Something inside the old man’s left shoulder, a tinge of red mixed into the blueish storm. Another one popped on the old man’s neck, then another near his chest. The old man was still unwilling, but in the next moment his body was suddenly thrown back, going through the thick outer walls of his chambers, the old man crashed onto the sect pavilion. His divination was no more, but the old man wasn’t surprised.
“Master!” A young voice reverberated throughout the valley, making everyone under the Nascent Soul realm cower from the sheer pressure alone!
“Protect the sect master!!” Numerous answers echoed, the sect elders and his relatives, the old man noticed. Thankfully, he had lost too much blood for his face to turn red at this point.
“Master! What happened?!” The old man’s eyes couldn’t see anything but red, so he relied on the last remaining bits of his spiritual sense. ‘Ah, my nephew…’ A sigh came naturally, but only coughs came out, each one bringing back more of a long-forgotten sensation. Pain.
“How could this be?!” Someone murmured. “A bad omen!?” Someone gasped. “Are heavens themselves against our Celestial Lotus Sect?!…” Someone wept.
The old man couldn’t find it in himself to utter a single word. The youngest elder, his nephew, raised the old man’s chest. “Uncle,” the young man whispered, “what kind of calamity? What made you push so hard?”
The old man’s lips trembled. ‘Just let me die in peace you ingrates!’ He screamed in his heart. But he had to say something, the old man realized, but what? Could he really say he was carried away by a random event and tried to divine something completely unrelated to the sect?

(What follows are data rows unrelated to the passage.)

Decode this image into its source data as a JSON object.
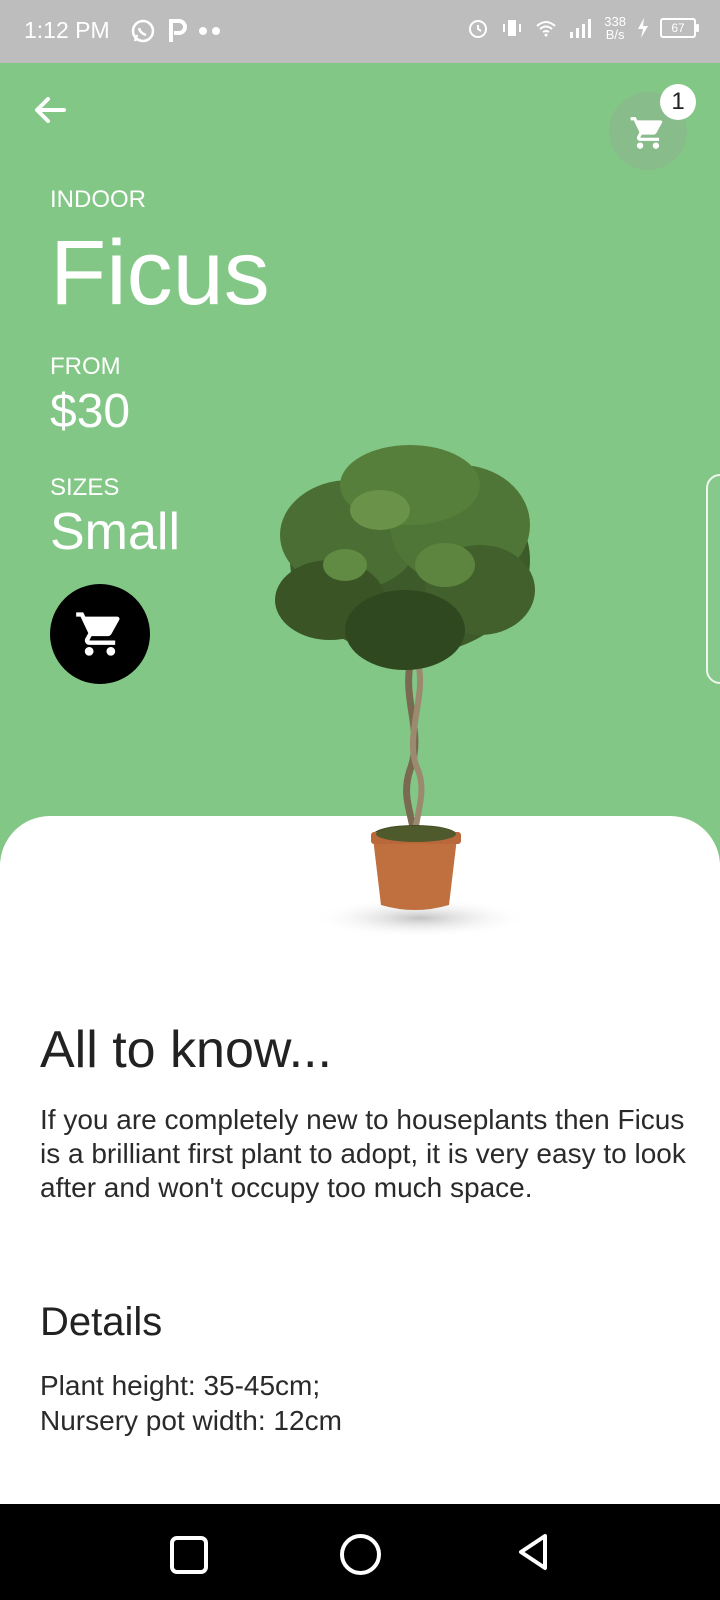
{
  "status_bar": {
    "time": "1:12 PM",
    "net_speed_value": "338",
    "net_speed_unit": "B/s",
    "battery": "67"
  },
  "header": {
    "cart_count": "1"
  },
  "plant": {
    "category": "INDOOR",
    "name": "Ficus",
    "from_label": "FROM",
    "price": "$30",
    "sizes_label": "SIZES",
    "size": "Small"
  },
  "info": {
    "title": "All to know...",
    "body": "If you are completely new to houseplants then Ficus is a brilliant first plant to adopt, it is very easy to look after and won't occupy too much space."
  },
  "details": {
    "title": "Details",
    "lines": [
      "Plant height: 35-45cm;",
      "Nursery pot width: 12cm"
    ]
  },
  "colors": {
    "hero_green": "#82c785",
    "button_black": "#000000"
  }
}
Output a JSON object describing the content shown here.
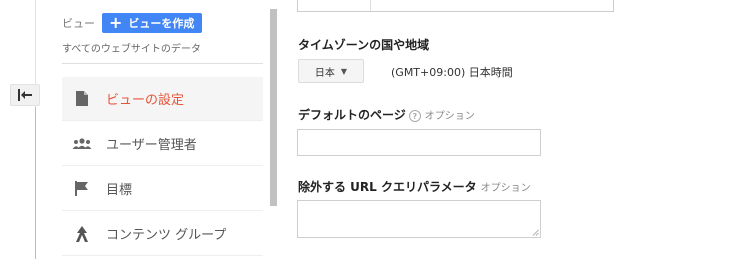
{
  "back_button": {
    "icon": "back-arrow-icon"
  },
  "view_selector": {
    "label": "ビュー",
    "create_label": "ビューを作成",
    "current": "すべてのウェブサイトのデータ"
  },
  "menu": {
    "items": [
      {
        "label": "ビューの設定",
        "icon": "document-icon",
        "active": true
      },
      {
        "label": "ユーザー管理者",
        "icon": "users-icon",
        "active": false
      },
      {
        "label": "目標",
        "icon": "flag-icon",
        "active": false
      },
      {
        "label": "コンテンツ グループ",
        "icon": "content-group-icon",
        "active": false
      }
    ]
  },
  "settings": {
    "timezone": {
      "label": "タイムゾーンの国や地域",
      "country": "日本",
      "value": "(GMT+09:00) 日本時間"
    },
    "default_page": {
      "label": "デフォルトのページ",
      "optional": "オプション",
      "value": ""
    },
    "exclude_params": {
      "label": "除外する URL クエリパラメータ",
      "optional": "オプション",
      "value": ""
    }
  },
  "colors": {
    "accent": "#4285f4",
    "active_item": "#e6543a"
  }
}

The old man decided that he would rather die.
“…The heavens are changing…” The old man whispered, almost grimacing. “Beware of the east, of the light.”
The old man’s eyes closed, appearing peaceful, as if he had fulfilled his life’s mission. Truly, death at that moment would be a blessing. A blessing, that wasn’t available to the old man. It was unfortunate the vitality in his body was too tenacious to let him die; a Dao Seed realm expert’s body healed all too quickly.
“Uncle!!”
“Sect Master!!”
The old man ignored the cries and tried to think of the jade beauties from his youth.